Individual Submission Summary
Share...

Direct link:

Brain-based parenting: caring for our kids’ cortisol?

Thu, August 30, 9:00 to 10:30am, ICC, E3.8

Abstract

In an online discussion of adoptive parenting hosted by a large UK charity, an experienced adopter tells a ‘newbie’ that her child’s difficulties at home and school might be related to high cortisol levels. The intrigued newbie asks ‘Can cortisol be measured?’ and discussion ensues. This is the new world of ‘brain-based parenting’; a practice that British parents are increasingly encouraged to learn. Adopting parents - notably those whose children were neglected or abused in early life - are at the forefront of this shift.
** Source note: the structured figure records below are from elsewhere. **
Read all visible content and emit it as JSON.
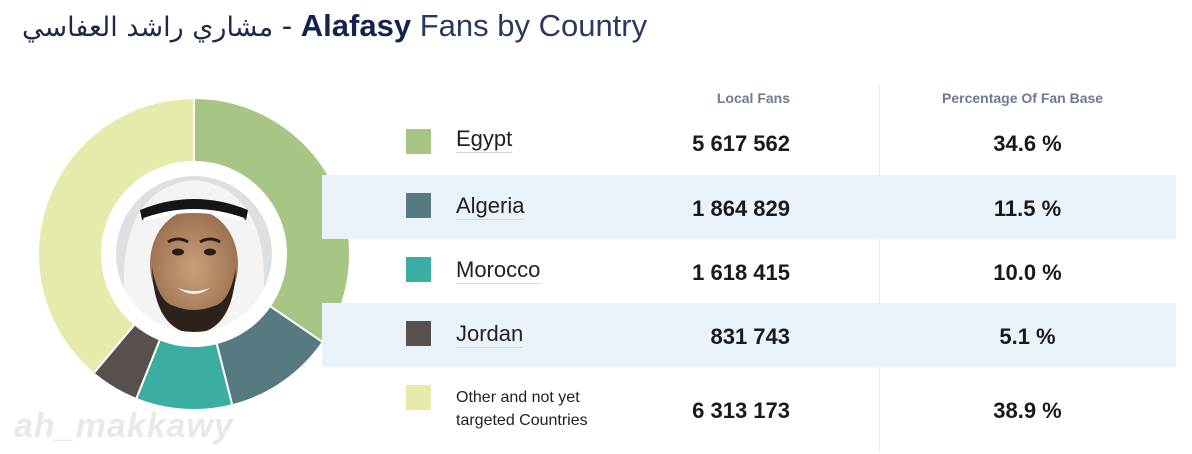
{
  "header": {
    "title_arabic": "مشاري راشد العفاسي",
    "title_dash": " - ",
    "title_name": "Alafasy",
    "title_rest": " Fans by Country"
  },
  "table": {
    "col_fans": "Local Fans",
    "col_pct": "Percentage Of Fan Base",
    "rows": [
      {
        "country": "Egypt",
        "fans": "5 617 562",
        "pct": "34.6 %",
        "color": "#a8c683"
      },
      {
        "country": "Algeria",
        "fans": "1 864 829",
        "pct": "11.5 %",
        "color": "#557a7f"
      },
      {
        "country": "Morocco",
        "fans": "1 618 415",
        "pct": "10.0 %",
        "color": "#3bada2"
      },
      {
        "country": "Jordan",
        "fans": "831 743",
        "pct": "5.1 %",
        "color": "#57504d"
      },
      {
        "country": "Other and not yet targeted Countries",
        "fans": "6 313 173",
        "pct": "38.9 %",
        "color": "#e6eaaa"
      }
    ]
  },
  "watermark": "ah_makkawy",
  "chart_data": {
    "type": "pie",
    "donut": true,
    "categories": [
      "Egypt",
      "Algeria",
      "Morocco",
      "Jordan",
      "Other and not yet targeted Countries"
    ],
    "values": [
      34.6,
      11.5,
      10.0,
      5.1,
      38.9
    ],
    "counts": [
      5617562,
      1864829,
      1618415,
      831743,
      6313173
    ],
    "colors": [
      "#a8c683",
      "#557a7f",
      "#3bada2",
      "#57504d",
      "#e6eaaa"
    ],
    "center_image": "portrait-photo"
  }
}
Trained by social workers, psychotherapists and other parents, adoptive parents are asked to grasp principles of developmental neuroscience and to learn to know, for example, when their child is ‘in their primitive brain’ or in ‘flight or fight mode.’

This paper critically examines the phenomenon of brain-based parenting, focussing on the monitoring and management of the so-called stress hormone ‘cortisol’ and associated neurological and behavioural cascades. Based on ethnographic readings of scientific and parenting literatures and ten years of observant participation in the adoptive field, it argues that brain-based parenting should not be figured as a simple biologisation, but rather as an important opportunity to rethink the complex relationships between embrained bodies and relational practices of care. If human brains are now understood scientifically as social and relational (Rose and Abi-Rached, 2016), parenting becomes a key site for rethinking how brains develop in relation to others and, conversely, how ‘ordinary people’ engage with technical scientific knowledge in their intimate lives.